Vol. 50 No. 1 (2011)
Research Papers

Uneven distribution of mating type alleles in Iranian populations of Cercospora beticola, the causal agent of Cercospora leaf spot disease of sugar beet

Mahdi ARZANLOU
Tabriz University

Published 2011-05-10

Keywords

  • Cercospora leaf spot,
  • Multiplex PCR method,
  • Molecular diagnostics,
  • Calmodulin

How to Cite

[1]
M. BAKHSHI, M. ARZANLOU, and A. BABAI-AHARI, “Uneven distribution of mating type alleles in Iranian populations of Cercospora beticola, the causal agent of Cercospora leaf spot disease of sugar beet”, Phytopathol. Mediterr., vol. 50, no. 1, pp. 101–109, May 2011.

Abstract

Cercospora beticola, the causal agent of Cercospora leaf spot disease on sugar beet, is thought to be exclusively asexual because no teleomorph has yet been found. The possibility of a clandestine sexual cycle in the Iranian population of Cercospora beticola was evaluated by analyzing the distribution and frequency of the mating type alleles on a microspatial and a macrogeographical scale.
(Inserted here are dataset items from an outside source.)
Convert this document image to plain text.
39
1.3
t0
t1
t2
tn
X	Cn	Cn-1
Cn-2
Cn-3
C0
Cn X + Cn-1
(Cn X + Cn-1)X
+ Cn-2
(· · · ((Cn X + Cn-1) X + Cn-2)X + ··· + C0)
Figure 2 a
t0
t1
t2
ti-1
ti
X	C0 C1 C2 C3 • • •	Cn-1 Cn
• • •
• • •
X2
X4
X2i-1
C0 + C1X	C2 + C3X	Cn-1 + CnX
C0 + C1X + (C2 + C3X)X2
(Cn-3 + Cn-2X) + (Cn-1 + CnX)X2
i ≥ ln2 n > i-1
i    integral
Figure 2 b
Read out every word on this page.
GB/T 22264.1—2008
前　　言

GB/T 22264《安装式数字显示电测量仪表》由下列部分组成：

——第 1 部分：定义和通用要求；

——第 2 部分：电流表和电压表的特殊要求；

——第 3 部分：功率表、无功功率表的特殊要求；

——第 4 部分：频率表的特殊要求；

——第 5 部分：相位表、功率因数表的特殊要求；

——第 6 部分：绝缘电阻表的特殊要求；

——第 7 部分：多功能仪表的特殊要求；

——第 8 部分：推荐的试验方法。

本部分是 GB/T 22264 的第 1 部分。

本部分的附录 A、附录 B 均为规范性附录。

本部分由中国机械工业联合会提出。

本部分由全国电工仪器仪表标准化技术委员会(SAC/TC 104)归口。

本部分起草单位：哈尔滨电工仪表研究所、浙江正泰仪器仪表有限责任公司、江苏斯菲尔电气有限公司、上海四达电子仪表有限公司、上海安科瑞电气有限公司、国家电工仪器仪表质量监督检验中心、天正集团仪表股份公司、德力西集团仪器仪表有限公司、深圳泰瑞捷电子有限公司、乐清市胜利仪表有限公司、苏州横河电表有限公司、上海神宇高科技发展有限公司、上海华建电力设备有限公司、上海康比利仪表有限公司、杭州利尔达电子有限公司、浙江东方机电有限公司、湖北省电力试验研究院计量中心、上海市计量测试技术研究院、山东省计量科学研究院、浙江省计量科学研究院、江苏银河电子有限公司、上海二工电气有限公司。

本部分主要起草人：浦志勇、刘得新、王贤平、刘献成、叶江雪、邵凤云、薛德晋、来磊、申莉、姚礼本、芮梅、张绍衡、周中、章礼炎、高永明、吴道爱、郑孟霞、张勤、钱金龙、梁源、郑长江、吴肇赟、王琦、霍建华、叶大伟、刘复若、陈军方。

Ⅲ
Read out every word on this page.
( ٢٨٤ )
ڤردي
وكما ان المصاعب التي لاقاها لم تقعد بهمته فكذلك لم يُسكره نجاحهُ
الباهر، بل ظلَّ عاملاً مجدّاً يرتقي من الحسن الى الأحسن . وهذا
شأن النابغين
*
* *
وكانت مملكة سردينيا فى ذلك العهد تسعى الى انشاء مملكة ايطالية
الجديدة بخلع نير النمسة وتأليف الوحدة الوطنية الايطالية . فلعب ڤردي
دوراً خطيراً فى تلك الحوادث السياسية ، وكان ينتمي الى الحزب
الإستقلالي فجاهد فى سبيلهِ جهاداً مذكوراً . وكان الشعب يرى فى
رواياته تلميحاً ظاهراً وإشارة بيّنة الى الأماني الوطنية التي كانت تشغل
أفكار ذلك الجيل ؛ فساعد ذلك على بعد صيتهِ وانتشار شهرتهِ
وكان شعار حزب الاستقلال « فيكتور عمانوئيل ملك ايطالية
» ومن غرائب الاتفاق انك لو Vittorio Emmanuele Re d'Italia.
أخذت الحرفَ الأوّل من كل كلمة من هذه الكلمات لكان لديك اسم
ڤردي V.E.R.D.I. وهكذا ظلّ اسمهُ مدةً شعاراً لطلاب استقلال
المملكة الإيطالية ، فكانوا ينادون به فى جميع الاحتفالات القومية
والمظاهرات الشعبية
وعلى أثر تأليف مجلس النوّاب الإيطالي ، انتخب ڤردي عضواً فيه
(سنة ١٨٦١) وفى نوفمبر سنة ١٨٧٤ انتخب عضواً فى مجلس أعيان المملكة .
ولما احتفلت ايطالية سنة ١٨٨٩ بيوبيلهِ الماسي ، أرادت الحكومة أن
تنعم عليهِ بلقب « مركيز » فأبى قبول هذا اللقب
A total of 89 single-conidial Cercospora beticola isolates were obtained from sugar beet fields in the Moghan, the Talesh and the Khoy regions. The isolates were identifed using a Cercospora beticola-specifc primer set in a PCR assay. A multiplex PCR method using previously designed mating type primers was used to study the distribution and the frequency of the mating type alleles. All isolates showed either the 805-bp fragment or the 442-bp fragment of the MAT1-1 and MAT1-2 genes, but no isolate had both fragments. The distribution of the mating type genes in the sampled areas was uneven. From three sugar beet fields sampled in the Moghan region, two fields had only MAT1-1 isolates; while in the third field all isolates had only the MAT1-2 allele. In the Talesh region only MAT1-1 isolates occurred, and in the Khoy region the mating type alleles were uniformly distributed amongst the isolates. The skewed distribution of mating type alleles in Northwestern Iran was in line with the lack of a sexual cycle for this species and may also indicate that sugar fields in the Moghan region were infected by C. beticola populations of different origins.